Explaining what went wrong, Obama, rightly, blames Libya’s descent into abyss on the lack of follow up. On this he in particular puts the responsibility on the members of the coalition notably France and the UK. True enough, those countries who took did not envisage their intervention to go beyond and above ending Ghaddafi’s rule. There was no plan or strategy as to what happened after and as a follow up to the military intervention. With Ghaddafi’s removal and the dismantling of his regime, the only entity that held Libya together also disappeared. No unified political movement or agreed transitional framework was emerged to fill the huge political and security vacuum that Ghaddafi’s demise left.
As in Iraq, the lesson from Libya is it is much more easier to remove a regime than bring about a functioning and legitimate replacement. Even more importantly, regime change through external intervention in fragile or long enduring authoritarian countries tends to precipitate the disintegration of the country and can do more harm than good.
From a perspective of the responsibility to protect, the failure of the intervention was not limited to the absence of a plan for post-conflict reconstruction. It also involves at least two other important lessons.
First is the need for limiting the military action to the terms of protecting civilians as specified in the resolution authorizing the action. In implementing the terms of Resolution 1973’s objective of ‘protection of civilians and civilian populated areas’, NATO went further and pursued the objective of overthrowing Ghaddafi. In an open letter dated 15 April 2011, the US President Barack Obama, French President Nicolas Sarkozy, and UK Prime Minister David Cameron, stated that ‘it is impossible to imagine a future for Libya with Qaddafi in power’. The problem with pursuing regime change was not only that it was contrary to international legality but also, and on that account, results in destructive outcomes that defeat the objectives of protection of civilians as developments in Libya illustrated.
The situation revealed that the UN does not have an effective monitoring and accountability mechanism for ensuring that UNSC resolutions are executed without exceeding the terms and objectives of the resolutions mandating military action.

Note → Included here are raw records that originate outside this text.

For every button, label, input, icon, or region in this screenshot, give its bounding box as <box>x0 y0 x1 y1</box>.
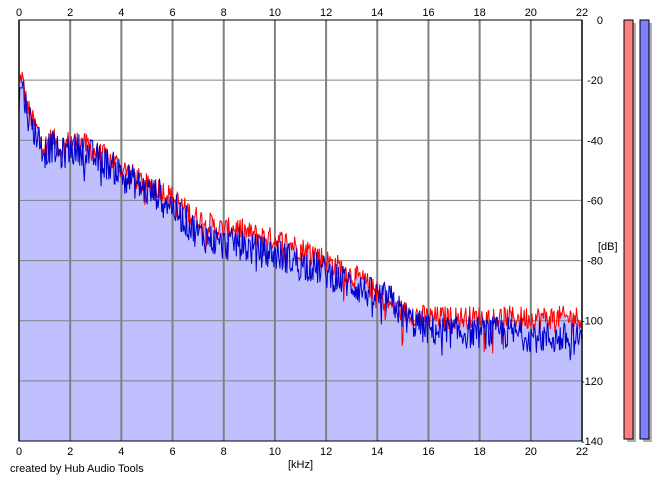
x-tick-label-top: 0 <box>16 7 22 19</box>
plot-frame <box>18 19 583 442</box>
y-tick-label: -120 <box>581 376 603 388</box>
y-tick-label: -20 <box>587 75 603 87</box>
x-tick-label-top: 4 <box>118 7 124 19</box>
x-tick-label-top: 14 <box>371 7 383 19</box>
meter-left <box>623 19 634 440</box>
series-line-0 <box>18 72 583 354</box>
x-tick-label-bottom: 10 <box>269 446 281 458</box>
x-tick-label-top: 2 <box>67 7 73 19</box>
x-tick-label-bottom: 4 <box>118 446 124 458</box>
y-tick-label: -40 <box>587 135 603 147</box>
y-tick-label: -80 <box>587 256 603 268</box>
y-tick-labels: 0 -20 -40 -60 -80 -100 -120 -140 <box>581 15 603 448</box>
x-tick-label-top: 22 <box>576 7 588 19</box>
credit-text: created by Hub Audio Tools <box>10 463 144 475</box>
x-tick-label-top: 20 <box>525 7 537 19</box>
x-tick-label-top: 10 <box>269 7 281 19</box>
x-tick-label-bottom: 14 <box>371 446 383 458</box>
meter-right <box>639 19 650 440</box>
x-tick-label-bottom: 8 <box>221 446 227 458</box>
y-tick-label: -100 <box>581 316 603 328</box>
x-tick-label-top: 18 <box>474 7 486 19</box>
x-tick-label-bottom: 22 <box>576 446 588 458</box>
x-tick-label-top: 8 <box>221 7 227 19</box>
x-tick-label-top: 6 <box>169 7 175 19</box>
x-tick-label-bottom: 18 <box>474 446 486 458</box>
x-tick-label-top: 16 <box>422 7 434 19</box>
x-tick-label-bottom: 16 <box>422 446 434 458</box>
x-tick-labels-bottom: 0 2 4 6 8 10 12 14 16 18 20 22 <box>16 446 588 458</box>
y-tick-label: -140 <box>581 436 603 448</box>
x-tick-label-bottom: 0 <box>16 446 22 458</box>
x-tick-label-bottom: 12 <box>320 446 332 458</box>
x-tick-label-bottom: 6 <box>169 446 175 458</box>
y-axis-label: [dB] <box>598 241 618 253</box>
x-tick-label-bottom: 20 <box>525 446 537 458</box>
x-tick-label-bottom: 2 <box>67 446 73 458</box>
series-lines <box>18 72 583 361</box>
x-axis-label: [kHz] <box>288 459 313 471</box>
x-tick-label-top: 12 <box>320 7 332 19</box>
series-line-1 <box>18 80 583 361</box>
level-meters <box>623 19 652 442</box>
x-tick-labels-top: 0 2 4 6 8 10 12 14 16 18 20 22 <box>16 7 588 19</box>
y-tick-label: -60 <box>587 195 603 207</box>
y-tick-label: 0 <box>597 15 603 27</box>
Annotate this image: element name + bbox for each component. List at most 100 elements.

Second is the need to give diplomatic and/or political processes and hence the voice of all local political forces adequate and genuine chance to lead the effort for resolving the crisis and succeed. NATO countries and their allies were determined to use military means as the only solution to the crisis. They left no room for giving diplomacy a chance. Thus, the opportunities that arose when the Libyan government declared its willingness for ceasefire and negotiated settlement were not adequately explored. Instead, the government’s declarations of ceasefire and willingness for negotiation were dismissed as a deliberate ploy by Ghaddafi to buy time and shield himself from the escalating military assault targeting him and his government. By May 2011, the AU even managed to secure Ghaddafi’s commitment that he would not be part of the negotiation for the formation of a new government and of the government to be formed.
In this regard, Obama’s admission of the failure of NATO’s intervention in Libya vindicates the position that the AU adopted at the time both about exhaustion of the diplomatic avenue and the perils the military campaign posed.
It is not merely the use of military force in the particular setting that made the Libyan intervention, to use the language from The Atlantic, the ‘stupid shit’ that it has turned out to be. It is also, and perhaps more importantly, on account of the fact that the intervention did not give space for diplomatic means of resolving the crisis and breached legality by pursuing an agenda not mandated in the resolution that authorized the intervention.